1. In the event of a collision or any other incident of navigation concerning a ship on the high seas, involving the penal or disciplinary responsibility of the master or of any other person in the service of the ship, 60 no penal or disciplinary proceedings may be instituted against such person except before the judicial or administrative authorities either of the flag State or of the State of which such person is a national.
2. In disciplinary matters, the State which has issued a master’s certificate or a certificate of competence or licence shall alone be competent, after due legal process, to pronounce the withdrawal of such certificates, even if the holder is not a national of the State which issued them.
3. No arrest or detention of the ship, even as a measure of investigation, shall be ordered by any authorities other than those of the flag State.
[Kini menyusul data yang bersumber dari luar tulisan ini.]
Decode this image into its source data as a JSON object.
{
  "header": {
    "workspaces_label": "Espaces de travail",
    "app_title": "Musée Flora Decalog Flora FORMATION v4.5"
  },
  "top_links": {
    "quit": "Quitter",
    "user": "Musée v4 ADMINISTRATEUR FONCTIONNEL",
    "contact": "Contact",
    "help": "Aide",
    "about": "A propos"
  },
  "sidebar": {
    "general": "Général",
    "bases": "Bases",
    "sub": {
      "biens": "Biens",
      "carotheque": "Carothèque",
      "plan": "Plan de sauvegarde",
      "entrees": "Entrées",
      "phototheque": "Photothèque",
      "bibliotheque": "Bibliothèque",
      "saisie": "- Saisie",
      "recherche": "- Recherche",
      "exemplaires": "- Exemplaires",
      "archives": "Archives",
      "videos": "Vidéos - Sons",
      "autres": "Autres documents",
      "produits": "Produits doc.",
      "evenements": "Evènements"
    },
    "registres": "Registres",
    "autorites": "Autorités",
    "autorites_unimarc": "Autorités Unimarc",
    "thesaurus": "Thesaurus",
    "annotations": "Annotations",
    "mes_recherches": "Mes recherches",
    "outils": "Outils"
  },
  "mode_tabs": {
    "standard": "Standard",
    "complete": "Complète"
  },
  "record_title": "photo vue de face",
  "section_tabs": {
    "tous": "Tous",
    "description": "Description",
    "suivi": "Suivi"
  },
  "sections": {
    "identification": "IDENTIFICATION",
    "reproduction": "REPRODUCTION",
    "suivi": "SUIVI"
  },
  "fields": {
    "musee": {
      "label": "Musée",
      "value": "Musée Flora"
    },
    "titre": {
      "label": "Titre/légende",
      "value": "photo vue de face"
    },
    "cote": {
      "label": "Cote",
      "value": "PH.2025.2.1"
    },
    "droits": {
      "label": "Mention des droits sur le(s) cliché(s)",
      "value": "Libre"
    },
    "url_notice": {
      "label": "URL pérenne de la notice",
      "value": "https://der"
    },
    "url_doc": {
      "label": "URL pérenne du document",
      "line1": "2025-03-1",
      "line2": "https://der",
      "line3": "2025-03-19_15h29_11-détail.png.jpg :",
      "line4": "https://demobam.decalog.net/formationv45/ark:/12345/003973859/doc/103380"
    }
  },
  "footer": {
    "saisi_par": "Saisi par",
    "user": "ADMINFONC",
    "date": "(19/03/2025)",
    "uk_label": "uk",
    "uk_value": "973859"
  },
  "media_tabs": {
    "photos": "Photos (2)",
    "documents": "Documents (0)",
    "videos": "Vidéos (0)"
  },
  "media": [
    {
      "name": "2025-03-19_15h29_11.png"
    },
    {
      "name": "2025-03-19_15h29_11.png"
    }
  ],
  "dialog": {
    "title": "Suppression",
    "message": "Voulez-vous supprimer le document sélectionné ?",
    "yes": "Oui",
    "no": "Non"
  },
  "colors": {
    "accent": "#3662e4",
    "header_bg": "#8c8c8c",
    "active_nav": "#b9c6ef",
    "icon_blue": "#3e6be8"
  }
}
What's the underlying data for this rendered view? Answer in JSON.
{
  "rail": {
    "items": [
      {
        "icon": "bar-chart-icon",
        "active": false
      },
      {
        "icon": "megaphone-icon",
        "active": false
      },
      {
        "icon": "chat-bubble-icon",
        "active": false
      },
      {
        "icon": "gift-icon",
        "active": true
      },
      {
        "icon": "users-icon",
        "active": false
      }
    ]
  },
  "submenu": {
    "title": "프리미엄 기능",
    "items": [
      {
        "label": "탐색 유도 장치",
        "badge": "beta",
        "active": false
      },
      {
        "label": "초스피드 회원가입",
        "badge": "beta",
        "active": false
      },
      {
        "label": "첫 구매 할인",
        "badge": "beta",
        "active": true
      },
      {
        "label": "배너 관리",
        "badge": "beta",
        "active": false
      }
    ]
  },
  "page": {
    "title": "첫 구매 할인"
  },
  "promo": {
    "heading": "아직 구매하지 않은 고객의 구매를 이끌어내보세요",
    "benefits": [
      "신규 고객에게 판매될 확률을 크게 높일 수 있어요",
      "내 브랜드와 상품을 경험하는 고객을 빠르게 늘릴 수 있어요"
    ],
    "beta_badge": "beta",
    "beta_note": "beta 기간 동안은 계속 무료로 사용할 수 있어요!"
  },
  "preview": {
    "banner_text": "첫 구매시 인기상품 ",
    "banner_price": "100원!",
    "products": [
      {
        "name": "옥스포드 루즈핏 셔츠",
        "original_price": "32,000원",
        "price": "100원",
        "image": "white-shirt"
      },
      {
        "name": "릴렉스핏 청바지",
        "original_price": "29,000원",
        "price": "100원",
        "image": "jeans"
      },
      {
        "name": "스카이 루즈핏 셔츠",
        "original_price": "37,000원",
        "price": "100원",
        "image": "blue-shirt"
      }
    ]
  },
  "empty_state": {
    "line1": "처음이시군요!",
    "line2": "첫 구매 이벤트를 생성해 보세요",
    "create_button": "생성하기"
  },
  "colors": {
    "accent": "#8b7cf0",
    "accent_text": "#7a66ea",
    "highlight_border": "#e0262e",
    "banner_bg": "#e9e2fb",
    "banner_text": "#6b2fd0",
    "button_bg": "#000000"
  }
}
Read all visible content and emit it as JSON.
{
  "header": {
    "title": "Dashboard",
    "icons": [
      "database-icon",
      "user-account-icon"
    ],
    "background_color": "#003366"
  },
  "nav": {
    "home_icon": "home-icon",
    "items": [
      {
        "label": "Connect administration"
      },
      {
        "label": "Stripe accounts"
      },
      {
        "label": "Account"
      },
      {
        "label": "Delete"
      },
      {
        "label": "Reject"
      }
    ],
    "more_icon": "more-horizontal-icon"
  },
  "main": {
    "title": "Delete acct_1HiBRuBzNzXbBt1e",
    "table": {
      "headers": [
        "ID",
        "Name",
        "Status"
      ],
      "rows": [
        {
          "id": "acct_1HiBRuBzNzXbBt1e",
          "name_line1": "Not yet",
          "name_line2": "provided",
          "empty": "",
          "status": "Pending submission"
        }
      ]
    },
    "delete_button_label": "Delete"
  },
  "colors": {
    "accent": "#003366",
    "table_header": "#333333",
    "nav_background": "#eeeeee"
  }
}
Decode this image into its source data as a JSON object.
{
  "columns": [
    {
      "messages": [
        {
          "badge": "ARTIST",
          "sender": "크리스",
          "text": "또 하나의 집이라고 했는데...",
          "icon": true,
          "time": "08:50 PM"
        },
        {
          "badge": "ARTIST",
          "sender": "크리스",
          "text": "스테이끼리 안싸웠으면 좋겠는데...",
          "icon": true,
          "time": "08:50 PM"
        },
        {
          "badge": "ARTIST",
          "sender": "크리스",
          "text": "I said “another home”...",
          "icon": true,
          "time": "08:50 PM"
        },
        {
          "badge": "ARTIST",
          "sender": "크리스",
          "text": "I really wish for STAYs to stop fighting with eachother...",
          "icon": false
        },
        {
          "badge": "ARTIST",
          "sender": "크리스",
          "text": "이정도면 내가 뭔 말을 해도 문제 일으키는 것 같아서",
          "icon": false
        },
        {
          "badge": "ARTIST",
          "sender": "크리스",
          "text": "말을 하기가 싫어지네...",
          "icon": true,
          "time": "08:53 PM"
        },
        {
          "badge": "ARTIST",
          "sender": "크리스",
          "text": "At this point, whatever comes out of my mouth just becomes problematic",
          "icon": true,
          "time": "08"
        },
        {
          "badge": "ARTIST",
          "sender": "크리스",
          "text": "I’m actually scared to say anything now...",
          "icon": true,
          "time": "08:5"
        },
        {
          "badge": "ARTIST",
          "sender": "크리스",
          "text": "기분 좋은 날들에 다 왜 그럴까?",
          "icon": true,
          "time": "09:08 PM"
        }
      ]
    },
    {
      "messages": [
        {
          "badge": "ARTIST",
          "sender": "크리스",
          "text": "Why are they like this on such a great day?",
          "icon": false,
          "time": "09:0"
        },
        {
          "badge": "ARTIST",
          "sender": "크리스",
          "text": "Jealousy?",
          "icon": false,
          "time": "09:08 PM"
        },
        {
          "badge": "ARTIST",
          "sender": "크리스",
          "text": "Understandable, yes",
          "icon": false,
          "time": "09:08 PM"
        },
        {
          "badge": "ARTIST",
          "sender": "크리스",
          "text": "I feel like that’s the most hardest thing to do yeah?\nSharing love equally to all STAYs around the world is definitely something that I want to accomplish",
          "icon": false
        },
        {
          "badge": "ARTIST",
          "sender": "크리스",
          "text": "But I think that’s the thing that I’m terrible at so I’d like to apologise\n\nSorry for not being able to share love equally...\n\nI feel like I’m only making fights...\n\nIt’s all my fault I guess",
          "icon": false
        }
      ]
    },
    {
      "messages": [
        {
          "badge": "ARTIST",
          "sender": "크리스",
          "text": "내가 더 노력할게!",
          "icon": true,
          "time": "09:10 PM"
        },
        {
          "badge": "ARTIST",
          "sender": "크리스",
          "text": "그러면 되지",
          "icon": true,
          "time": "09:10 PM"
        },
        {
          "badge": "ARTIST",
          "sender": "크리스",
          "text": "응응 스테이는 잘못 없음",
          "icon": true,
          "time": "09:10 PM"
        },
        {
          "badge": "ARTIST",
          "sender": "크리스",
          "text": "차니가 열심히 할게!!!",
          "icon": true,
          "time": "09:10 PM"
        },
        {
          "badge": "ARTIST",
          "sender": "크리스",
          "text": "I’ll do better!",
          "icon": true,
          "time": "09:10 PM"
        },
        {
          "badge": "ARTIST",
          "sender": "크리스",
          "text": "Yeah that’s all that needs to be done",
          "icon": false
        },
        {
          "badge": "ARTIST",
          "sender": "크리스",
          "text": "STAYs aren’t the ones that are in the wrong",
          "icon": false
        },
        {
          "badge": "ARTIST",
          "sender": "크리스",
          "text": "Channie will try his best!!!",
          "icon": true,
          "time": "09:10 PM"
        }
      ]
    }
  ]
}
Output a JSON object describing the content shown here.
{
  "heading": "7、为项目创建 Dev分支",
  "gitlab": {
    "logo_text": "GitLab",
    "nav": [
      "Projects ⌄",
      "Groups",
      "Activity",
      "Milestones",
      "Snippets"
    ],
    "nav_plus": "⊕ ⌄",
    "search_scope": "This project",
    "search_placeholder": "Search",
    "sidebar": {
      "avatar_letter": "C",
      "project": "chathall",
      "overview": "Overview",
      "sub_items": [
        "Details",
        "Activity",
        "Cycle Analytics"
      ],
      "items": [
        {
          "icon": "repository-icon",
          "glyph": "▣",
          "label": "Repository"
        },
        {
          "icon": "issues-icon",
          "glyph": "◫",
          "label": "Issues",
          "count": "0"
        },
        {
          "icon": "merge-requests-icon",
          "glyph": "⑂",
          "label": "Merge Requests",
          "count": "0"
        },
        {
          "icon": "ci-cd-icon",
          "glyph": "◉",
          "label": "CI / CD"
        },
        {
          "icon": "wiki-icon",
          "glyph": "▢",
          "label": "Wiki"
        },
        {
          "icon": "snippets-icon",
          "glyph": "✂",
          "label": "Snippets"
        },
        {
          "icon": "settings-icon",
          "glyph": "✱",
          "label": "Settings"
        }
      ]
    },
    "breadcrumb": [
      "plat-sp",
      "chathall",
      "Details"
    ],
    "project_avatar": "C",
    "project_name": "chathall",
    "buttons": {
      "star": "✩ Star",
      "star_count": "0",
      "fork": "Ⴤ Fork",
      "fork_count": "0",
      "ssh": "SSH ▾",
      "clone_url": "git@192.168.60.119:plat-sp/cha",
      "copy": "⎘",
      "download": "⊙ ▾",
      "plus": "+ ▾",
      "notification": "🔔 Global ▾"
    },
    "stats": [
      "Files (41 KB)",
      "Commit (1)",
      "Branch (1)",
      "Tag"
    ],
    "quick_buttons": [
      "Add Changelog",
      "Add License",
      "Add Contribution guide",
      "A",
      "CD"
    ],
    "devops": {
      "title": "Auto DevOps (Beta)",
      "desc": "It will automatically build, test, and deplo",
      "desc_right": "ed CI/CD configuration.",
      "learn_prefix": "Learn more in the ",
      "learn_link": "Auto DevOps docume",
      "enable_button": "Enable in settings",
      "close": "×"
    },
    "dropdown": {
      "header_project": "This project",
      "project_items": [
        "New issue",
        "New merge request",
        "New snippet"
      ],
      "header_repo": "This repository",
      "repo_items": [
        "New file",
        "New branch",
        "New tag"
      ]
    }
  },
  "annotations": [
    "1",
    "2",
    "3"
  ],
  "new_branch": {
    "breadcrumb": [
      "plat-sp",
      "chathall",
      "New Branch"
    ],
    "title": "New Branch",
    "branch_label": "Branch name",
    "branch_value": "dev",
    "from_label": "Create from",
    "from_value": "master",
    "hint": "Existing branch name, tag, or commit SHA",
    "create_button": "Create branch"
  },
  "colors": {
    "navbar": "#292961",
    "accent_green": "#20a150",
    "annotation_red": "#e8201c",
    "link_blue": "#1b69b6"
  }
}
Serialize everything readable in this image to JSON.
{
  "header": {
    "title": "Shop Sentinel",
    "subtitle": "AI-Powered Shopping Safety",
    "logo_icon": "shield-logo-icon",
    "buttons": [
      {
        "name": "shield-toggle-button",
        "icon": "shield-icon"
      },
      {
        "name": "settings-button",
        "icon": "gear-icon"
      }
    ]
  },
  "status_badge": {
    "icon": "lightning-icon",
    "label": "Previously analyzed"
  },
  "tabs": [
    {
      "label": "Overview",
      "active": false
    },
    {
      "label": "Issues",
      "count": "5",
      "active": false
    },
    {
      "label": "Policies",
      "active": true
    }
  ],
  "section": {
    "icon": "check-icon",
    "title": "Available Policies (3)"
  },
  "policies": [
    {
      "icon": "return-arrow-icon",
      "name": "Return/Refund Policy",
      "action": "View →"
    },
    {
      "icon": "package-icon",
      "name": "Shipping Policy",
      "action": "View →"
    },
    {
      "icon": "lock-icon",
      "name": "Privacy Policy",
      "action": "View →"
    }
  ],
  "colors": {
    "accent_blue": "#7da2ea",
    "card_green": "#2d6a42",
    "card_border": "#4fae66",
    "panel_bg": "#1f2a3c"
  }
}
Lebih lanjut menurut UNCLOS 1982, setiap negara pantai memiliki yurisdiksi terhadap samudera dan lautan, batasan-batasan dari setiap yurisdiksi tersebut diatur oleh perundang-undangan nasional yang harus sesuai dengan hukum internasional. Pada dasarnya, UNCLOS 1982 membagi zona-zona laut serta menspesifikasikan hak-hak dan kewajiban-kewajiban negara. Sedangkan pengaturan terhadap pengendalian pencemaran pertama kali merupakan tanggung jawab mutlak bagi pemilik kapal diatur dalam Article III CLC 1969, yang menyatakan bahwa:
1. Except as provided in paragraphs 2 and 3 of this Article, the owner of a ship at the time of an incident, or where the incident consists of a series of occurrences at the time of the first such occurrence, shall be liable for any pollution damage caused by oil which has escaped or been discharged from the ship as a result of the incident.
2. No liability for pollution damage shall attach to the owner if he proves that the damage:
a. resulted from an act of war, hostilities, civil war, insurrection or a natural phenomenon of an exceptional, inevitable and irresistible character, or
b. was wholly caused by an act or omission done with intent to cause damage by a third party, or
c. was wholly caused by the negligence or other wrongful act of any Government or other authority responsible for the maintenance of lights or other navigational aids in the exercise of that function.
3. If the owner proves that the pollution damage resulted wholly or partially either from an act or omission done with intent to cause damage by the person who suffered the damage or from the negligence of that person, the owner may be exonerated wholly or partially from his liability to such person.
4. No claim for compensation for pollution damage shall be made against the owner otherwise than in accordance with this Convention. No claim for pollution damage under this Convention or otherwise may be made against the servants or agents of the owner.
5. Nothing in this Convention shall prejudice any right of recourse of the owner against third parties.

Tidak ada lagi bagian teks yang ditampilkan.